Le total des gels de crédits se porte déjà à 11,7 milliards d’euros depuis le début de l’année 2025.
Le projet de de loi de finances pour 2026 s’annonce d’ores et déjà comme l’un des plus contraints des dernières années. Avec un objectif affiché de 40 milliards d’euros d’économies pour redresser les comptes publics, le gouvernement s’enferme dans une logique austéritaire, au détriment de toute justice fiscale. En l’absence de rééquilibrage de l’effort entre les différentes catégories de contribuables, ce sont encore une fois les ménages et les collectivités qui seront sollicités de manière disproportionnée.

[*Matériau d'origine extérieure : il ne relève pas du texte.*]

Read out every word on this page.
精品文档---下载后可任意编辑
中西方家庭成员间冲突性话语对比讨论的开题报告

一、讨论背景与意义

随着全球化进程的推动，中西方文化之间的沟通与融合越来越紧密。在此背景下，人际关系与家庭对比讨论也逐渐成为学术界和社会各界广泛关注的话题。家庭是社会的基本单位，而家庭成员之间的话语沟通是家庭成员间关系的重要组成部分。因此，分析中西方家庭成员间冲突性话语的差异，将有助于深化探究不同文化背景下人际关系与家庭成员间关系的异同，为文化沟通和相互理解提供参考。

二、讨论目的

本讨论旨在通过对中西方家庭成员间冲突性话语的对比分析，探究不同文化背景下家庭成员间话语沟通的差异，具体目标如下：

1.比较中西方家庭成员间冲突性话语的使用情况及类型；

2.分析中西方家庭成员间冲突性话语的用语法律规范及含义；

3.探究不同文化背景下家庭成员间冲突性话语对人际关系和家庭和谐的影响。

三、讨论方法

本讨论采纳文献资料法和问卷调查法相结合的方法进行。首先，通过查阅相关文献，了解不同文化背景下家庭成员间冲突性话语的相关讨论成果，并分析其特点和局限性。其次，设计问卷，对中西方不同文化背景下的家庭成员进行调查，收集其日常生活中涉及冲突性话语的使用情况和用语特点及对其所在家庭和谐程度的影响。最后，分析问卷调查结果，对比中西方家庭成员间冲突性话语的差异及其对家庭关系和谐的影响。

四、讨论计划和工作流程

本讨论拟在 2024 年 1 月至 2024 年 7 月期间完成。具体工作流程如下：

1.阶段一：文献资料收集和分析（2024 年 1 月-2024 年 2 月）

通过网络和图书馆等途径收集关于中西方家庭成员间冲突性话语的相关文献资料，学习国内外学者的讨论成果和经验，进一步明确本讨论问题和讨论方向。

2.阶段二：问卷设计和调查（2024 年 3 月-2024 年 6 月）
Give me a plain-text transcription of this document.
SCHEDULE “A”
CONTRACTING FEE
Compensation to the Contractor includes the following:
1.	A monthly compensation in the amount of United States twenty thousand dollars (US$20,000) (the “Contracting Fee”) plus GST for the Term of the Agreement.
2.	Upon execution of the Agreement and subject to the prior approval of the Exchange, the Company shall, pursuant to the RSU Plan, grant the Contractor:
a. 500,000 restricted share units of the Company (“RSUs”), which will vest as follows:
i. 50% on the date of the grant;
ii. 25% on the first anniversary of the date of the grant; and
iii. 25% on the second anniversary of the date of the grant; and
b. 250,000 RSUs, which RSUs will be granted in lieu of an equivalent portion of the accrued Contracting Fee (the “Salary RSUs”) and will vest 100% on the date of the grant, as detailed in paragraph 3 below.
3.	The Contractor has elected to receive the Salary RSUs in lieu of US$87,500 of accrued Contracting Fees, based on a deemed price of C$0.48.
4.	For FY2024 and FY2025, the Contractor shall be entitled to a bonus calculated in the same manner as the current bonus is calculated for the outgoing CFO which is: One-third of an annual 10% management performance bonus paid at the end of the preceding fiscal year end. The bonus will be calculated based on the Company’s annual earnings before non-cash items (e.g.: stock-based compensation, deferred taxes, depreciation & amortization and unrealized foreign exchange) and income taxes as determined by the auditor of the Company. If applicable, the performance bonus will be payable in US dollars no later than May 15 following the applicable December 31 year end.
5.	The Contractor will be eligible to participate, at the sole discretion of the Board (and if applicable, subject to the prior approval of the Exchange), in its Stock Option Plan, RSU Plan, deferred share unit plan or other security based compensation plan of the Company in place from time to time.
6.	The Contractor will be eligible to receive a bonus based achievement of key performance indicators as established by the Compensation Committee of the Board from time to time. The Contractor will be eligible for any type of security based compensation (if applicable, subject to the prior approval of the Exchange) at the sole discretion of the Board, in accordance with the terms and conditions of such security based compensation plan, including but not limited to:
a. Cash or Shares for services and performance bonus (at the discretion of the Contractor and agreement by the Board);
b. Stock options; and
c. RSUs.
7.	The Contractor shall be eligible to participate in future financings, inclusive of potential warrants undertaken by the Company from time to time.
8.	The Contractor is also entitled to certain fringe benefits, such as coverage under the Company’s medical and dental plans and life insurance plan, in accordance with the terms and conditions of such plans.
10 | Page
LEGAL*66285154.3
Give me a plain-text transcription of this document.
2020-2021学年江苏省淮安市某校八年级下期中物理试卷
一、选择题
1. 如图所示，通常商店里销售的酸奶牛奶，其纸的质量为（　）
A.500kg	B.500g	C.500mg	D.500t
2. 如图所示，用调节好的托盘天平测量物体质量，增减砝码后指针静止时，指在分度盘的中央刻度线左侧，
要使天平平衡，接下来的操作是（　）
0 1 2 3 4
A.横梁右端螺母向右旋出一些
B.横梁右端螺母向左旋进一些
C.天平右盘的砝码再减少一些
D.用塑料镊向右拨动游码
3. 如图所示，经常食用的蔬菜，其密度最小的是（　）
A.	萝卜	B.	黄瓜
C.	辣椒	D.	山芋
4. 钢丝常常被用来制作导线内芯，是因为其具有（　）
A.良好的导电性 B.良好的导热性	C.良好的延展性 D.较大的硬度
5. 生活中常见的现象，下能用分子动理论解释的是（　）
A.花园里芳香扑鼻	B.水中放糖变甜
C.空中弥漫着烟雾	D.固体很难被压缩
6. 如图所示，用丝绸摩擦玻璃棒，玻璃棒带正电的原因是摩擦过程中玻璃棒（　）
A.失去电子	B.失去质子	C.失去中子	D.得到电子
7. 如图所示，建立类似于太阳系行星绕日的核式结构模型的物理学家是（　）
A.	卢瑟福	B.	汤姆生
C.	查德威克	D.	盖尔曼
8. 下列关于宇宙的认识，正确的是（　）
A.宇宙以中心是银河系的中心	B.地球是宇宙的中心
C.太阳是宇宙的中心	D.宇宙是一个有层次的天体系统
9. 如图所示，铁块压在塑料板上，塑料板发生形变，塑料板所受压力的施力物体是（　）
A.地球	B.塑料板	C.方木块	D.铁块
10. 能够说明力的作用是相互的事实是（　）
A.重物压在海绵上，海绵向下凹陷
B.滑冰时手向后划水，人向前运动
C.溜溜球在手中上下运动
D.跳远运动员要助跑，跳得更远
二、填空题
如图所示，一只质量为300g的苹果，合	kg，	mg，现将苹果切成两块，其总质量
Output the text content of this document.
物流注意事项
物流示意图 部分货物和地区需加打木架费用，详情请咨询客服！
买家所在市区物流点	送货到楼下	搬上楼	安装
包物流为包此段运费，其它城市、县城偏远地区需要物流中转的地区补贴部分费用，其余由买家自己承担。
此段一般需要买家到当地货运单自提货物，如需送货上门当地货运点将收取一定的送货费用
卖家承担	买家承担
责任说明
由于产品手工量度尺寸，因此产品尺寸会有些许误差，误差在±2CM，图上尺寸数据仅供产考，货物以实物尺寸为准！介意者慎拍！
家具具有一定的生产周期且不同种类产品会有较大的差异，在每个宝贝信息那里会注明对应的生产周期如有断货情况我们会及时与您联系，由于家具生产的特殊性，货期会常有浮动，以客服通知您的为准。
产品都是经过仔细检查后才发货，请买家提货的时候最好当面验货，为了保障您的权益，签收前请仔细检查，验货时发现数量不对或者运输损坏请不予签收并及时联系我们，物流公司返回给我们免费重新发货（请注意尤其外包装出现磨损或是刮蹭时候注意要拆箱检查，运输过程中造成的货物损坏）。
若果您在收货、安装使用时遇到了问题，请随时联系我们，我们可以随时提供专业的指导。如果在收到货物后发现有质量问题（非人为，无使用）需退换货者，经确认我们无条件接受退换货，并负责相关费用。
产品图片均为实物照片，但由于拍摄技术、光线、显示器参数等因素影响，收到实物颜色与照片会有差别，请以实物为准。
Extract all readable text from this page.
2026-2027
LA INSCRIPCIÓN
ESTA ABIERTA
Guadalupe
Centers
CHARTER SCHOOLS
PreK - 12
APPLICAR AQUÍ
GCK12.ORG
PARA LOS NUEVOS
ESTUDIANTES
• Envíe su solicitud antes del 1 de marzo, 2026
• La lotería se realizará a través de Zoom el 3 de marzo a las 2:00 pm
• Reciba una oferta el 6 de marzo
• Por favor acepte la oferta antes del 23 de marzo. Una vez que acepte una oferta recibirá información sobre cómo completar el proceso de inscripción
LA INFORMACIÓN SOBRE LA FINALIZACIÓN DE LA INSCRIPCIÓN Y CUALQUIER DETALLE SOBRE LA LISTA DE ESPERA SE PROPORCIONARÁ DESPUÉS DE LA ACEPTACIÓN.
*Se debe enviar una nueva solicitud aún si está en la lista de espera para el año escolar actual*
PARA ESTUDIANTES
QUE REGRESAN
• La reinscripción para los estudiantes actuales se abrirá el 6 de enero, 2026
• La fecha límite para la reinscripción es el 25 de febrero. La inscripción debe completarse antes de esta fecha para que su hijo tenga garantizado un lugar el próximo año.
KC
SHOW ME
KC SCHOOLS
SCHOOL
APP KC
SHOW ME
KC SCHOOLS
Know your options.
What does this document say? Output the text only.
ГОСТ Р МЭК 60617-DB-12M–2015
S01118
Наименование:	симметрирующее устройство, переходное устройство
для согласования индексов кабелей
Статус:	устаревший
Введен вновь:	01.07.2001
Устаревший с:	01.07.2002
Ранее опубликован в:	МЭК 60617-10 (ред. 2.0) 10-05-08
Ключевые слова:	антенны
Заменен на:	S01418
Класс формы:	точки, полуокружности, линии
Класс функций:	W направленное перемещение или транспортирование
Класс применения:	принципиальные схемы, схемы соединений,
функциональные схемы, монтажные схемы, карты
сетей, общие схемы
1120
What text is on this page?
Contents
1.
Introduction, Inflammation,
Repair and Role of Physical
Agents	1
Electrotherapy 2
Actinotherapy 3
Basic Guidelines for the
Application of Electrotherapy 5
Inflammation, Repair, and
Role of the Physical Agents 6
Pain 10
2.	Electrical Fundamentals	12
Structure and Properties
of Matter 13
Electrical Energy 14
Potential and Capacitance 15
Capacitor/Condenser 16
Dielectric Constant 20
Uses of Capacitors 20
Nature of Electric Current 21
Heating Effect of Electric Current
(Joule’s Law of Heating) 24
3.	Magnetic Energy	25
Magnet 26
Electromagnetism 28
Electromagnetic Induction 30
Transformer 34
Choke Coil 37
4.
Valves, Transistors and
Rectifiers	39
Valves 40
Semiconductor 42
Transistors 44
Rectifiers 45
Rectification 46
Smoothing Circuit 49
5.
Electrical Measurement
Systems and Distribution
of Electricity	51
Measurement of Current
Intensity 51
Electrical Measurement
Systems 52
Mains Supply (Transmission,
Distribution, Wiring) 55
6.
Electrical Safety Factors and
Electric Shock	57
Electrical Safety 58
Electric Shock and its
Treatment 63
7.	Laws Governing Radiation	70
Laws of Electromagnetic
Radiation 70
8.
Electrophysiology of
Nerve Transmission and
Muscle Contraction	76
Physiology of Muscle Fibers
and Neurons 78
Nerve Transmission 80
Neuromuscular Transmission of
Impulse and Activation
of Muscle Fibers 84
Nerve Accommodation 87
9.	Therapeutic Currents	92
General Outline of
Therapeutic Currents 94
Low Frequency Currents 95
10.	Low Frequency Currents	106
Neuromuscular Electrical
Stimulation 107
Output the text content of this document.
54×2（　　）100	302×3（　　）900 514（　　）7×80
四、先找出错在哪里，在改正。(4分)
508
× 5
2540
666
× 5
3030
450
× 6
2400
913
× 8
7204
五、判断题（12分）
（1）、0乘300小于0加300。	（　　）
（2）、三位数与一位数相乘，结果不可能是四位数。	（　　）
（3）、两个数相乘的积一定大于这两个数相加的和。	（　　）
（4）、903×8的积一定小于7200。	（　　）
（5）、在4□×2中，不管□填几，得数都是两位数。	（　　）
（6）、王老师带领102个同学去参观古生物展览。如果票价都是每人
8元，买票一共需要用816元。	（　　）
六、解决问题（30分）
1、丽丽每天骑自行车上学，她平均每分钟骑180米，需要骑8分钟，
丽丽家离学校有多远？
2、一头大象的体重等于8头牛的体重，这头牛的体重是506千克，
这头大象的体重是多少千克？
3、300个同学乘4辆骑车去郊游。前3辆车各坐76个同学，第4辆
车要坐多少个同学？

Dans ce contexte, l’absence de dépôt d’un projet de loi de finances rectificative (PLFR) interroge. Un tel texte aurait permis d’ajuster les prévisions budgétaires aux réalités économiques et d’instaurer un débat parlementaire transparent.
En lieu et place, le gouvernement refuse encore et toujours de reconnaître que l’assèchement des ressources de l’État nous a conduit dans cette impasse économique. Ces choix expliquent en grande partie le dérapage des finances publiques et la progression de la charge de la dette. Cette politique de la “caisse vide” justifie de mettre à contribution les Français et les collectivités locales. Les idées ne manquent pas : TVA sociale, année blanche pour les collectivités territoriales via le gel des concours financiers de l’État, réduction des crédits des ministères… Seule exception : la taxation des plus riches reste un tabou, alors que la France redevient une société d’héritiers.
Dans la perspective du prochain débat budgétaire, les trois groupes de gauche au Sénat entendent à nouveau coordonner leurs efforts pour défendre des propositions alternatives, et crédibles. Comme l’an dernier, cette démarche visera à faire entendre une autre voie, fondée sur la justice sociale, la défense du service public, le verdissement de l’action publique et le respect des collectivités.